Aula 16 - Teorias e Modelos para a Construção de Soluções de Software
A construção de soluções de software não é um ato isolado de codificação, mas o resultado da aplicação de modelos de processo que estruturam o ciclo de vida do sistema. Um processo de software é definido como um conjunto estruturado de atividades — como especificação, projeto, implementação e validação — necessárias para desenvolver um produto. Ao longo das décadas, diferentes teorias surgiram para organizar essas atividades, variando de abordagens rígidas e sequenciais a modelos flexíveis e evolutivos.
O modelo mais tradicional é o Cascata (Waterfall), caracterizado por sua natureza linear e sequencial, onde cada fase (requisitos, projeto, implementação, etc.) deve ser concluída e aprovada antes do início da próxima. Embora ofereça uma documentação robusta, sua rigidez dificulta a acomodação de incertezas e mudanças, pois uma versão operacional só fica disponível ao final do projeto. Como evolução, o Modelo em V enfatiza a relação direta entre as fases de desenvolvimento e as respectivas atividades de teste, garantindo que a verificação ocorra em paralelo à construção.
Para lidar com a necessidade de entregas mais rápidas, surgiram os Modelos Incrementais, como o RAD (Rapid Application Development), que liberam o sistema em uma série de versões funcionais chamadas de incrementos. Essa abordagem permite que o cliente utilize funcionalidades centrais enquanto o restante do sistema ainda está em desenvolvimento. Já o Modelo Espiral introduz o reconhecimento explícito do risco como fator central, utilizando prototipagem em ciclos repetitivos para mitigar incertezas técnicas e de negócio antes de avançar para etapas dispendiosas.

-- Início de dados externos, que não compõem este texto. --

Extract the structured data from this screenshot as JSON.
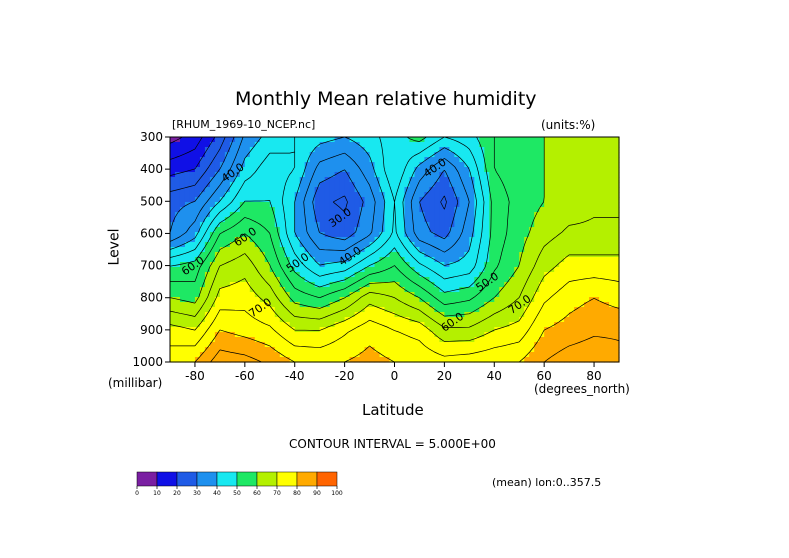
{
  "chart_data": {
    "type": "heatmap",
    "title": "Monthly Mean relative humidity",
    "dataset_label": "[RHUM_1969-10_NCEP.nc]",
    "units_label": "(units:%)",
    "ylabel": "Level",
    "yunits": "(millibar)",
    "xlabel": "Latitude",
    "xunits": "(degrees_north)",
    "contour_interval_text": "CONTOUR INTERVAL = 5.000E+00",
    "footer_text": "(mean) lon:0..357.5",
    "xlim": [
      -90,
      90
    ],
    "ylim": [
      1000,
      300
    ],
    "y_reversed": true,
    "x_ticks": [
      -80,
      -60,
      -40,
      -20,
      0,
      20,
      40,
      60,
      80
    ],
    "x_tick_labels": [
      "-80",
      "-60",
      "-40",
      "-20",
      "0",
      "20",
      "40",
      "60",
      "80"
    ],
    "y_ticks": [
      300,
      400,
      500,
      600,
      700,
      800,
      900,
      1000
    ],
    "y_tick_labels": [
      "300",
      "400",
      "500",
      "600",
      "700",
      "800",
      "900",
      "1000"
    ],
    "contour_labels": [
      {
        "text": "40.0",
        "lat": -64,
        "lev": 420
      },
      {
        "text": "40.0",
        "lat": 17,
        "lev": 405
      },
      {
        "text": "30.0",
        "lat": -21,
        "lev": 560
      },
      {
        "text": "40.0",
        "lat": -17,
        "lev": 680
      },
      {
        "text": "50.0",
        "lat": -38,
        "lev": 700
      },
      {
        "text": "50.0",
        "lat": 38,
        "lev": 760
      },
      {
        "text": "60.0",
        "lat": -59,
        "lev": 620
      },
      {
        "text": "60.0",
        "lat": 24,
        "lev": 885
      },
      {
        "text": "60.0",
        "lat": -80,
        "lev": 710
      },
      {
        "text": "70.0",
        "lat": -53,
        "lev": 840
      },
      {
        "text": "70.0",
        "lat": 51,
        "lev": 830
      }
    ],
    "colorbar": {
      "ticks": [
        "0",
        "10",
        "20",
        "30",
        "40",
        "50",
        "60",
        "70",
        "80",
        "90",
        "100"
      ],
      "colors": [
        "#7a1fa2",
        "#1010e6",
        "#1f5be6",
        "#1e90ee",
        "#18e8f0",
        "#1ee864",
        "#b4f000",
        "#ffff00",
        "#ffaa00",
        "#ff6400",
        "#ff0000"
      ]
    },
    "lat_grid": [
      -90,
      -80,
      -70,
      -60,
      -50,
      -40,
      -30,
      -20,
      -10,
      0,
      10,
      20,
      30,
      40,
      50,
      60,
      70,
      80,
      90
    ],
    "lev_grid": [
      300,
      400,
      500,
      600,
      700,
      800,
      900,
      1000
    ],
    "values": [
      [
        8,
        12,
        22,
        36,
        42,
        45,
        42,
        40,
        43,
        48,
        52,
        45,
        48,
        55,
        58,
        60,
        62,
        62,
        62
      ],
      [
        18,
        20,
        30,
        42,
        48,
        45,
        33,
        30,
        38,
        50,
        38,
        30,
        40,
        55,
        58,
        60,
        62,
        63,
        63
      ],
      [
        28,
        30,
        40,
        50,
        50,
        40,
        26,
        24,
        32,
        45,
        30,
        24,
        35,
        52,
        57,
        60,
        62,
        64,
        64
      ],
      [
        30,
        38,
        55,
        60,
        55,
        40,
        30,
        27,
        34,
        46,
        32,
        28,
        38,
        52,
        58,
        63,
        66,
        66,
        66
      ],
      [
        50,
        52,
        65,
        68,
        60,
        48,
        40,
        42,
        50,
        55,
        46,
        40,
        42,
        54,
        60,
        68,
        72,
        72,
        72
      ],
      [
        60,
        58,
        72,
        73,
        68,
        58,
        55,
        60,
        68,
        65,
        60,
        52,
        54,
        60,
        65,
        74,
        78,
        80,
        78
      ],
      [
        72,
        70,
        80,
        78,
        76,
        70,
        70,
        74,
        78,
        75,
        73,
        66,
        66,
        70,
        72,
        80,
        82,
        84,
        84
      ],
      [
        78,
        80,
        88,
        87,
        84,
        80,
        79,
        80,
        82,
        80,
        79,
        77,
        78,
        79,
        80,
        85,
        88,
        89,
        87
      ]
    ]
  }
}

Uma teoria moderna e amplamente aplicada em grandes sistemas é o RUP (Rational Unified Process), um modelo iterativo e incremental organizado em duas dimensões: o tempo (fases como concepção e construção) e as disciplinas (como requisitos e análise). O RUP busca incorporar as melhores práticas da engenharia de software para produzir sistemas de alta qualidade com prazos e orçamentos controlados.
A escolha entre esses modelos depende da maturidade da equipe, da clareza dos requisitos e do nível de inovação tecnológica envolvida. O analista de sistemas moderno deve compreender que não existe um "modelo único", mas sim uma caixa de ferramentas teórica que deve ser adaptada às restrições do mundo real para garantir produtividade e satisfação do cliente.